La matinée du séminaire fut ouverte par le créateur des « socialistes insoumis », Liêm Hoang Ngoc. Elle fut consacrée à des interventions, organisées à l’avance, de militants actifs de la « France Insoumise ».

J’étais tout ouïe. Je n’ai pas été déçu !

Les enseignements à tirer de ces échanges sont en effet édifiants. Car il est apparu clairement que personne – et pas même les organisateurs – ne connaissaient le contenu précis des fameux « plan A » et « plan B » de Mélenchon. Honnêtement, cela frisait même le ridicule.

Ainsi, Stéphane, qui organisait l’émargement de la matinée, expliqua-t-il à ses camarades qu’il serait opportun de faire comprendre pédagogiquement leurs plans A et B aux citoyens, après que le mouvement les ait lui-même compris !

Avant cela, une dame, se présentant comme ayant été pendant une vingtaine d’années dans l’opposition à Nicolas Sarkozy à la Mairie de Neuilly-sur-Seine, avait affirmé que, si le plan A et le plan B, ainsi que le discours qui les accompagnait, étaient très bien « cadrés » ( ? ), il fallait admettre que le citoyen lambda, lui, n’y comprenait rien. Puis, saisie d’un élan de franchise, elle ajouta qu’il était essentiel que le programme de la « France Insoumise » soit très clair. À défaut de quoi, lança-t-elle, il y aurait un risque que les Insoumis, une fois parvenus au pouvoir, fassent à leur tour la même politique que celle subie depuis déjà des décennies…

Une militante, prénommée Anne, prit alors la parole pour souligner l’utilité qu’il y avait, selon elle, à  constituer des listes supranationales aux élections européennes : avec les socialistes européens, la droite européenne, les écologistes européens… L’assistance porta une oreille distraite à cette intervention qui nous éloignait du sujet même du séminaire, c’est-à-dire de la possibilité concrète de renégocier les traités en vigueur.

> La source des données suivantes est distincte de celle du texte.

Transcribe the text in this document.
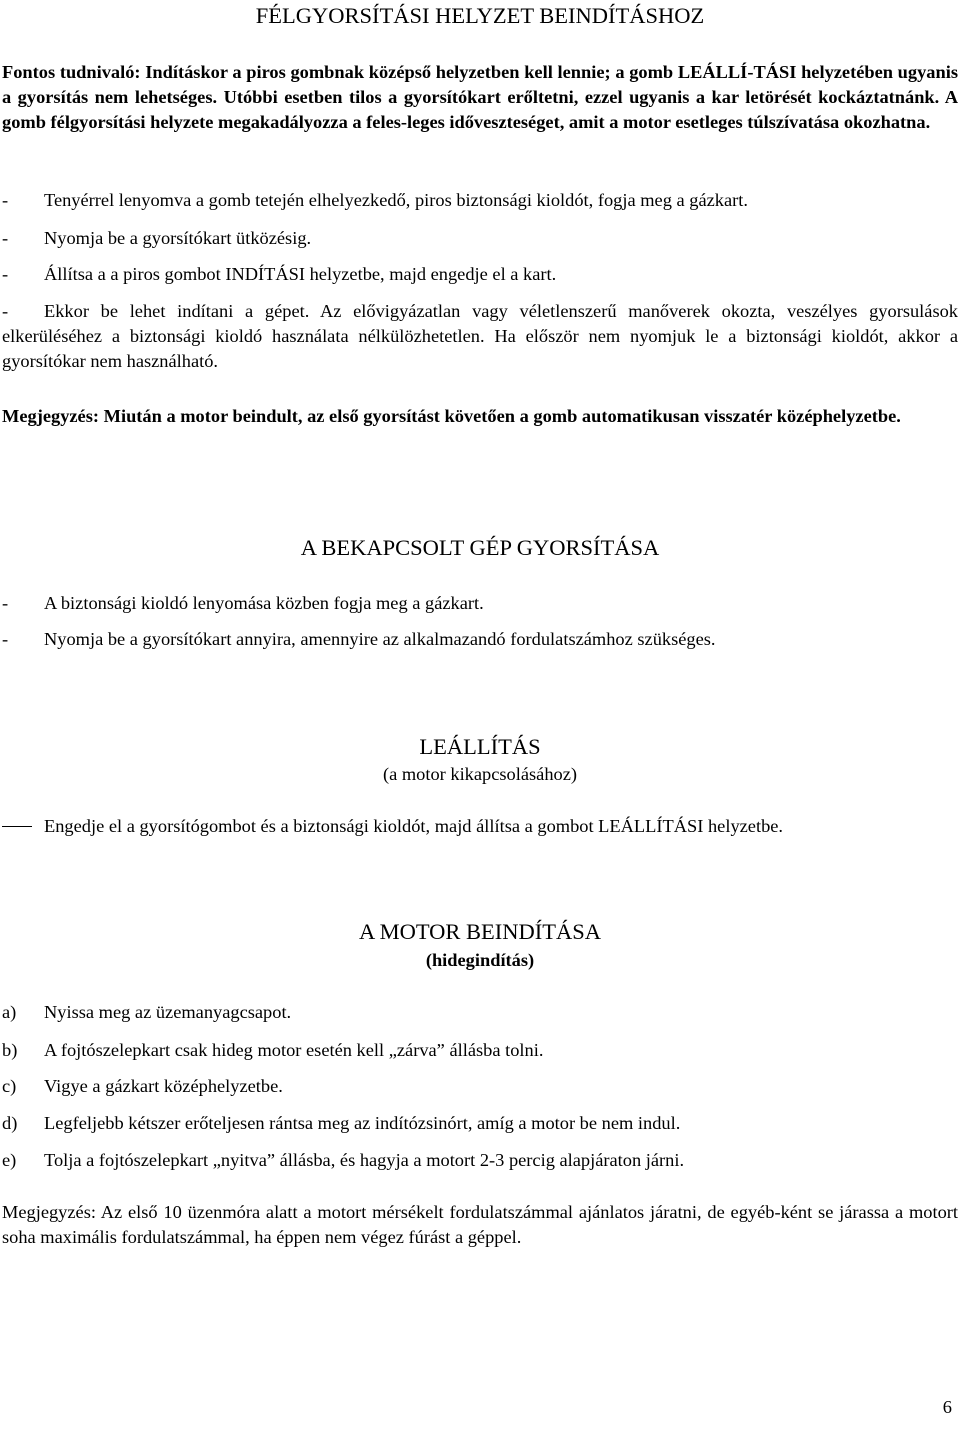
FÉLGYORSÍTÁSI HELYZET BEINDÍTÁSHOZ
Fontos tudnivaló: Indításkor a piros gombnak középső helyzetben kell lennie; a gomb LEÁLLÍ-TÁSI helyzetében ugyanis a gyorsítás nem lehetséges. Utóbbi esetben tilos a gyorsítókart erőltetni, ezzel ugyanis a kar letörését kockáztatnánk. A gomb félgyorsítási helyzete megakadályozza a feles-leges időveszteséget, amit a motor esetleges túlszívatása okozhatna.
- Tenyérrel lenyomva a gomb tetején elhelyezkedő, piros biztonsági kioldót, fogja meg a gázkart.
- Nyomja be a gyorsítókart ütközésig.
- Állítsa a a piros gombot INDÍTÁSI helyzetbe, majd engedje el a kart.
- Ekkor be lehet indítani a gépet. Az elővigyázatlan vagy véletlenszerű manőverek okozta, veszélyes gyorsulások elkerüléséhez a biztonsági kioldó használata nélkülözhetetlen. Ha először nem nyomjuk le a biztonsági kioldót, akkor a gyorsítókar nem használható.
Megjegyzés: Miután a motor beindult, az első gyorsítást követően a gomb automatikusan visszatér középhelyzetbe.
A BEKAPCSOLT GÉP GYORSÍTÁSA
- A biztonsági kioldó lenyomása közben fogja meg a gázkart.
- Nyomja be a gyorsítókart annyira, amennyire az alkalmazandó fordulatszámhoz szükséges.
LEÁLLÍTÁS
(a motor kikapcsolásához)
Engedje el a gyorsítógombot és a biztonsági kioldót, majd állítsa a gombot LEÁLLÍTÁSI helyzetbe.
A MOTOR BEINDÍTÁSA
(hidegindítás)
a) Nyissa meg az üzemanyagcsapot.
b) A fojtószelepkart csak hideg motor esetén kell „zárva” állásba tolni.
c) Vigye a gázkart középhelyzetbe.
d) Legfeljebb kétszer erőteljesen rántsa meg az indítózsinórt, amíg a motor be nem indul.
e) Tolja a fojtószelepkart „nyitva” állásba, és hagyja a motort 2-3 percig alapjáraton járni.
Megjegyzés: Az első 10 üzenmóra alatt a motort mérsékelt fordulatszámmal ajánlatos járatni, de egyéb-ként se járassa a motort soha maximális fordulatszámmal, ha éppen nem végez fúrást a géppel.
6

Une militante installée au fond de la salle à droite intervint ensuite pour lancer cette injonction désarmante : « Il faut que nous soyons très au point sur notre politique européenne car le seul sujet des élections européennes de 2019, sera l’Europe » ! Tous les participants opinèrent de la tête devant ce précieux conseil !

 

Le sourire gêné de Liêm Hoang Ngoc

Mais le plus beau restait à venir, lorsque, vers la fin de la matinée, un militant se hasarda enfin à demander carrément à Liêm Hoang Ngoc quels étaient les contenus précis du « plan A » et du « plan B ».

Le fondateur des « Socialistes insoumis » répondit alors par un sourire gêné, aussi muet qu’énigmatique.  Un sourire qui semblait dire qu’il s’agissait d’un bien « vaste sujet », ou d’un sujet sur lequel il conviendrait de commencer à réfléchir… C’était pourtant le cœur même du séminaire qu’il organisait ce jour-là !

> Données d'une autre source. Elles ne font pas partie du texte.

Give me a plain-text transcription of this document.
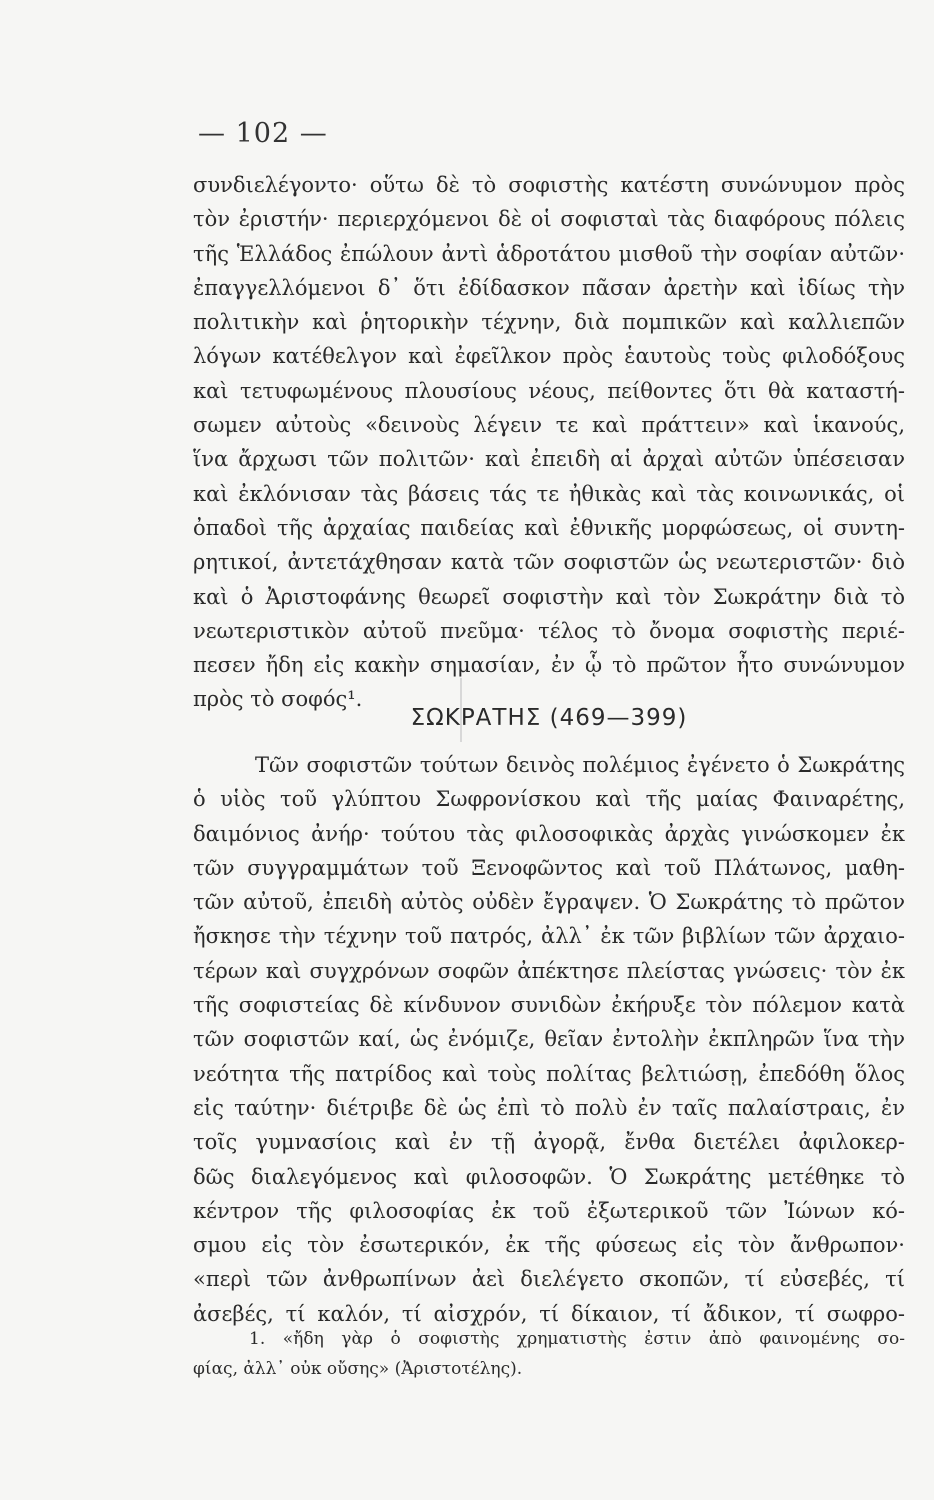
— 102 —
συνδιελέγοντο· οὕτω δὲ τὸ σοφιστὴς κατέστη συνώνυμον πρὸς
τὸν ἐριστήν· περιερχόμενοι δὲ οἱ σοφισταὶ τὰς διαφόρους πόλεις
τῆς Ἑλλάδος ἐπώλουν ἀντὶ ἁδροτάτου μισθοῦ τὴν σοφίαν αὐτῶν·
ἐπαγγελλόμενοι δ᾿ ὅτι ἐδίδασκον πᾶσαν ἀρετὴν καὶ ἰδίως τὴν
πολιτικὴν καὶ ῥητορικὴν τέχνην, διὰ πομπικῶν καὶ καλλιεπῶν
λόγων κατέθελγον καὶ ἐφεῖλκον πρὸς ἑαυτοὺς τοὺς φιλοδόξους
καὶ τετυφωμένους πλουσίους νέους, πείθοντες ὅτι θὰ καταστή-
σωμεν αὐτοὺς «δεινοὺς λέγειν τε καὶ πράττειν» καὶ ἱκανούς,
ἵνα ἄρχωσι τῶν πολιτῶν· καὶ ἐπειδὴ αἱ ἀρχαὶ αὐτῶν ὑπέσεισαν
καὶ ἐκλόνισαν τὰς βάσεις τάς τε ἠθικὰς καὶ τὰς κοινωνικάς, οἱ
ὀπαδοὶ τῆς ἀρχαίας παιδείας καὶ ἐθνικῆς μορφώσεως, οἱ συντη-
ρητικοί, ἀντετάχθησαν κατὰ τῶν σοφιστῶν ὡς νεωτεριστῶν· διὸ
καὶ ὁ Ἀριστοφάνης θεωρεῖ σοφιστὴν καὶ τὸν Σωκράτην διὰ τὸ
νεωτεριστικὸν αὐτοῦ πνεῦμα· τέλος τὸ ὄνομα σοφιστὴς περιέ-
πεσεν ἤδη εἰς κακὴν σημασίαν, ἐν ᾧ τὸ πρῶτον ἦτο συνώνυμον
πρὸς τὸ σοφός¹.
ΣΩΚΡΑΤΗΣ (469—399)
Τῶν σοφιστῶν τούτων δεινὸς πολέμιος ἐγένετο ὁ Σωκράτης
ὁ υἱὸς τοῦ γλύπτου Σωφρονίσκου καὶ τῆς μαίας Φαιναρέτης,
δαιμόνιος ἀνήρ· τούτου τὰς φιλοσοφικὰς ἀρχὰς γινώσκομεν ἐκ
τῶν συγγραμμάτων τοῦ Ξενοφῶντος καὶ τοῦ Πλάτωνος, μαθη-
τῶν αὐτοῦ, ἐπειδὴ αὐτὸς οὐδὲν ἔγραψεν. Ὁ Σωκράτης τὸ πρῶτον
ἤσκησε τὴν τέχνην τοῦ πατρός, ἀλλ᾿ ἐκ τῶν βιβλίων τῶν ἀρχαιο-
τέρων καὶ συγχρόνων σοφῶν ἀπέκτησε πλείστας γνώσεις· τὸν ἐκ
τῆς σοφιστείας δὲ κίνδυνον συνιδὼν ἐκήρυξε τὸν πόλεμον κατὰ
τῶν σοφιστῶν καί, ὡς ἐνόμιζε, θεῖαν ἐντολὴν ἐκπληρῶν ἵνα τὴν
νεότητα τῆς πατρίδος καὶ τοὺς πολίτας βελτιώσῃ, ἐπεδόθη ὅλος
εἰς ταύτην· διέτριβε δὲ ὡς ἐπὶ τὸ πολὺ ἐν ταῖς παλαίστραις, ἐν
τοῖς γυμνασίοις καὶ ἐν τῇ ἀγορᾷ, ἔνθα διετέλει ἀφιλοκερ-
δῶς διαλεγόμενος καὶ φιλοσοφῶν. Ὁ Σωκράτης μετέθηκε τὸ
κέντρον τῆς φιλοσοφίας ἐκ τοῦ ἐξωτερικοῦ τῶν Ἰώνων κό-
σμου εἰς τὸν ἐσωτερικόν, ἐκ τῆς φύσεως εἰς τὸν ἄνθρωπον·
«περὶ τῶν ἀνθρωπίνων ἀεὶ διελέγετο σκοπῶν, τί εὐσεβές, τί
ἀσεβές, τί καλόν, τί αἰσχρόν, τί δίκαιον, τί ἄδικον, τί σωφρο-
1. «ἤδη γὰρ ὁ σοφιστὴς χρηματιστὴς ἐστιν ἀπὸ φαινομένης σο-
φίας, ἀλλ᾿ οὐκ οὔσης» (Ἀριστοτέλης).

Liêm Hoang Ngoc, ancien député européen et économiste naguère membre du PS, devenu « frondeur » et passé par la « Nouvelle Gauche Socialiste » (NGS), a présidé le « séminaire de travail » du samedi 3 février 2018, ouvert au public, organisé à Montreuil par les « Socialistes insoumis » sur le thème : « Peut-on changer les traités européens ? ».

 

Je n’en croyais pas mes yeux.

Comment cet ancien responsable de la NGS, aujourd’hui rabatteur de FI, peut-il décemment montrer, par un simple sourire, qu’il ne sait pas quoi répondre à un militant qui lui demande de clarifier le contenu exact du « plan A » et du « plan B » ? Et cela alors qu’il a soutenu, voici un an, un candidat qui nous affirmait avec toutes ses équipes de communicants, que tous leurs plans étaient fin prêts !

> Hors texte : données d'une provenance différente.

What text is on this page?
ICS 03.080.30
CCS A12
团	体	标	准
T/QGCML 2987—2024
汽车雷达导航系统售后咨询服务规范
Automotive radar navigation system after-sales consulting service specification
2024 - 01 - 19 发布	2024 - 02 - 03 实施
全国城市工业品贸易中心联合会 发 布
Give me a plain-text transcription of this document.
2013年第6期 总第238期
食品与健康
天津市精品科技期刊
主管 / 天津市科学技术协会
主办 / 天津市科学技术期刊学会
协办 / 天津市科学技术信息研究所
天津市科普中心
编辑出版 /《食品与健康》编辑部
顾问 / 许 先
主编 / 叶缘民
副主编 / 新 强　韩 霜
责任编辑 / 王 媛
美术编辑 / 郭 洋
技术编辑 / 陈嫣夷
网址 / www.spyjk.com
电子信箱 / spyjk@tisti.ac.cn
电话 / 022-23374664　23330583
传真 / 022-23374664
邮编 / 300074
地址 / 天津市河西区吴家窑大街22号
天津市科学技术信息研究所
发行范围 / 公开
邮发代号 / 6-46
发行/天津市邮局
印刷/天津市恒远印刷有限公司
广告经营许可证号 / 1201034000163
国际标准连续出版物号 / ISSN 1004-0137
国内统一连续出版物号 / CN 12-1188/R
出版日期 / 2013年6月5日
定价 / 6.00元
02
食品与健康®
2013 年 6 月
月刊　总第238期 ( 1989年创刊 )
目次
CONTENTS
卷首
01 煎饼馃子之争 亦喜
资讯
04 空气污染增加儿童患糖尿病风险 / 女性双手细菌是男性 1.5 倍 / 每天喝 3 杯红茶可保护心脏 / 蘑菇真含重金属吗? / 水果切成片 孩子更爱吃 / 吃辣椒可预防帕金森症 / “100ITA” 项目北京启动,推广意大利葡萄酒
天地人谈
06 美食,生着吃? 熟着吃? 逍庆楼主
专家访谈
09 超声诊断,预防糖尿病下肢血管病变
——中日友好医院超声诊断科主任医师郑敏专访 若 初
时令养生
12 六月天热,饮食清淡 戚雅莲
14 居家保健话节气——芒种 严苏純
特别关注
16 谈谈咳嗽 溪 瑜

Le malaise qui flotta dans l’assistance fut tellement palpable que le militant qui s’occupait de la continuité des interventions s’empressa de signifier à l’assemblée qu’on allait passer à une autre question…

 

Certains militants de FI s’informent enfin sérieusement avec les conférences de François Asselineau

Deux militantes de FI se décidèrent alors à évoquer les « GOPÉ » – c’est-à-dire les « grandes orientations des politiques économiques » – fixées annuellement par la Commission européenne à chaque État membre. Elles expliquèrent à leurs camarades que ces GOPÉ annuelles fixaient à l’avance les mesures à appliquer par le président de la République et le gouvernement français, et cela quel que soit le programme électoral sur lequel les dirigeants français avaient pu se présenter devant les électeurs.

Même si ces deux intervenantes successives ne jugèrent pas utiles de mentionner le nom de l’UPR ni de son président-fondateur, je commençai à boire du petit lait. Car il se trouve que le seul responsable politique français à avoir parlé des GOPÉ, avant, comme pendant, et comme après l’élection présidentielle, c’est François Asselineau. Et cela depuis 10 ans.

Une petite anecdote à ce propos : mes fonctions au sein du bureau national de l’UPR m’amenant à m’entretenir quotidiennement avec le président du mouvement, je lui ai demandé, voici quelque temps, à quelle époque et dans quel ouvrage il avait découvert ce terme de « GOPÉ ». À ma grande surprise, François Asselineau m’a expliqué que c’est en fait lui qui avait inventé cet acronyme !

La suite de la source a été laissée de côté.